The owner of a gardening supplies chain targeted in a major drug operation is distancing his company from the first of its workers to be tried since police swooped on Switched On Gardener's 16 branches.
Whangarei Switched On Gardener branch manager Ian Robert Kerr, 51, was found guilty of supplying equipment he knew was to be used for growing cannabis after a three-day trial this week.
Switched On Gardener owner Michael Quinlan told the Weekend Herald charges against staff members who knowingly broke the law did not reflect on his company.
"They are nothing to do with the actual management of the company - that's on an individual sitting."
Mr Quinlan is himself facing 35 counts of cultivating and supplying cannabis.
He was charged with 250 other people after police raided 35 businesses and numerous homes at the end of a two-year undercover investigation in April last year.
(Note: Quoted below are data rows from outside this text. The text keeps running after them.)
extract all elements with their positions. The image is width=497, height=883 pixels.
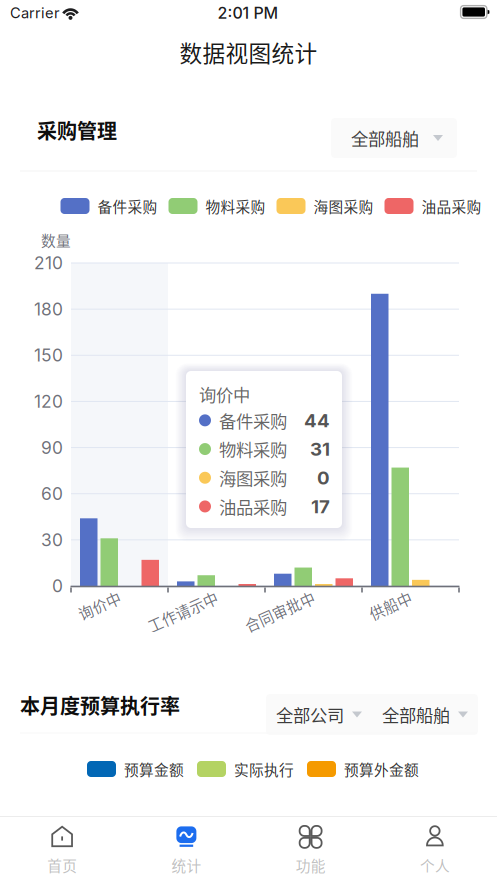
- staticText: 全部公司: [276, 702, 344, 727]
- staticText: 询价中: [199, 382, 250, 407]
- staticText: 90: [41, 437, 63, 458]
- staticText: 数据视图统计: [180, 36, 318, 68]
- button[interactable]: 全部公司: [266, 694, 372, 735]
- staticText: 17: [311, 495, 330, 518]
- staticText: 采购管理: [37, 116, 117, 144]
- staticText: 油品采购: [219, 494, 287, 519]
- staticText: 150: [34, 345, 63, 366]
- staticText: 海图采购: [219, 465, 287, 490]
- button[interactable]: 全部船舶: [331, 118, 457, 158]
- staticText: 30: [41, 529, 63, 550]
- staticText: 44: [304, 409, 330, 432]
- staticText: 实际执行: [234, 758, 294, 780]
- staticText: 预算金额: [124, 758, 184, 780]
- staticText: Carrier: [10, 4, 60, 22]
- staticText: 120: [34, 391, 63, 412]
- staticText: 询价中: [75, 585, 120, 607]
- staticText: 180: [34, 299, 63, 320]
- staticText: 数量: [41, 229, 71, 251]
- staticText: 0: [317, 466, 330, 489]
- button[interactable]: 全部船舶: [372, 694, 478, 735]
- staticText: 物料采购: [206, 195, 266, 217]
- staticText: 0: [52, 576, 63, 596]
- staticText: 31: [310, 438, 330, 460]
- button[interactable]: 首页: [0, 817, 124, 883]
- staticText: 备件采购: [98, 195, 158, 217]
- staticText: 工作请示中: [142, 585, 217, 607]
- staticText: 2:01 PM: [218, 3, 278, 23]
- button[interactable]: 统计: [124, 817, 248, 883]
- staticText: 物料采购: [219, 436, 287, 462]
- staticText: 统计: [171, 854, 201, 876]
- staticText: 功能: [296, 854, 326, 876]
- staticText: 预算外金额: [344, 758, 419, 780]
- staticText: 海图采购: [314, 195, 374, 217]
- staticText: 油品采购: [422, 195, 482, 217]
- staticText: 合同审批中: [239, 585, 314, 607]
- button[interactable]: 功能: [248, 817, 373, 883]
- staticText: 全部船舶: [382, 702, 450, 727]
- staticText: 首页: [47, 854, 77, 876]
- staticText: 供船中: [366, 585, 411, 607]
- staticText: 备件采购: [219, 408, 287, 433]
- staticText: 全部船舶: [351, 126, 419, 151]
- button[interactable]: 个人: [373, 817, 497, 883]
- staticText: 210: [34, 252, 63, 274]
- staticText: 本月度预算执行率: [20, 690, 180, 720]
- staticText: 个人: [420, 854, 450, 876]
- staticText: 60: [41, 483, 63, 504]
Police allege Kerr gave an undercover officer tips on male and female cannabis plants, the value of plants, lights, carbon filters and the type of equipment needed to grow drugs.
Speaking about staff members' actions yesterday, Mr Quinlan said: "It's like the situation of a [barman] selling to someone and he has to make a judgment call if he's drunk or not.
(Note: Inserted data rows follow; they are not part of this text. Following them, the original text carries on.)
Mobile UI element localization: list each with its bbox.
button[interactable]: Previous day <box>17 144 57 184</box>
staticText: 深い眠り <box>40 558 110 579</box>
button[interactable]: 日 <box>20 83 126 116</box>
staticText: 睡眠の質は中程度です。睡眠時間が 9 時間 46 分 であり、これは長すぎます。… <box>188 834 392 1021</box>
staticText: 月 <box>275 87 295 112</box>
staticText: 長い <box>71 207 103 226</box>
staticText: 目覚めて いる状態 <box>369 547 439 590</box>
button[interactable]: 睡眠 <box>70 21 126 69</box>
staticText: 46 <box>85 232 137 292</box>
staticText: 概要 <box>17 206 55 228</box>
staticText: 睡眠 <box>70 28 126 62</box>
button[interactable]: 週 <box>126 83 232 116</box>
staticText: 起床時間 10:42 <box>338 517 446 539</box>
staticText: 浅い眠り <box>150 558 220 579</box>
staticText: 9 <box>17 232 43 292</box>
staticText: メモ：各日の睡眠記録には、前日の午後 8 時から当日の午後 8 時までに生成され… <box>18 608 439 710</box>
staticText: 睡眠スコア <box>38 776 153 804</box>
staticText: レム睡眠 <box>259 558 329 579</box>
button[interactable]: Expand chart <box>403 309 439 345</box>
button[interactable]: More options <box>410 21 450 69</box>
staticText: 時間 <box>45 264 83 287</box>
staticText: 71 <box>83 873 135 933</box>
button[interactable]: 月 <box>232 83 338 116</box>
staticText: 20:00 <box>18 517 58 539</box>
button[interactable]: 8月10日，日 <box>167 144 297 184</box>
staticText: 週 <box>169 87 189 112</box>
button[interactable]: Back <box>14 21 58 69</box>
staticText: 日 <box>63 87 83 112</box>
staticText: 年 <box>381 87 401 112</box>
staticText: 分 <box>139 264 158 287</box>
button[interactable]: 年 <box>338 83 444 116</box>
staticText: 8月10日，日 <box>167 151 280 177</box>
"Or a guy in a video store selling games to a person under the age of 18.
"If an employee breaks the law, is your boss responsible? If you like having a drink after work and get caught drink-driving, what has that got to do with the company?
"The company can't be held responsible if you tried to drink and drive after work."
Mr Quinlan told the Weekend Herald last year police had seized $189,000 in a bank account, which he had planned to invest, and restrained his million-dollar Gulf Harbour home.
But yesterday, he would not discuss whether Kerr or other offending workers would have a future with the company, whether his firm would be offering legal support to charged workers, or the status of his own charges, citing his lawyers' advice.
Kerr, with partner and colleague Catherine Anne Collins, who was found not guilty of similar charges, also declined to comment.
Auckland University law professor Bill Hodge believed the undercover tactics used in Operation Lime had set an interesting precedent.
"It's another tool in the kit of drug enforcement authorities.
"I'd like it kept very tight and close, but in [Kerr's] case, to me this isn't even a close case, given his advice and cultivation assistance - it's quite specific."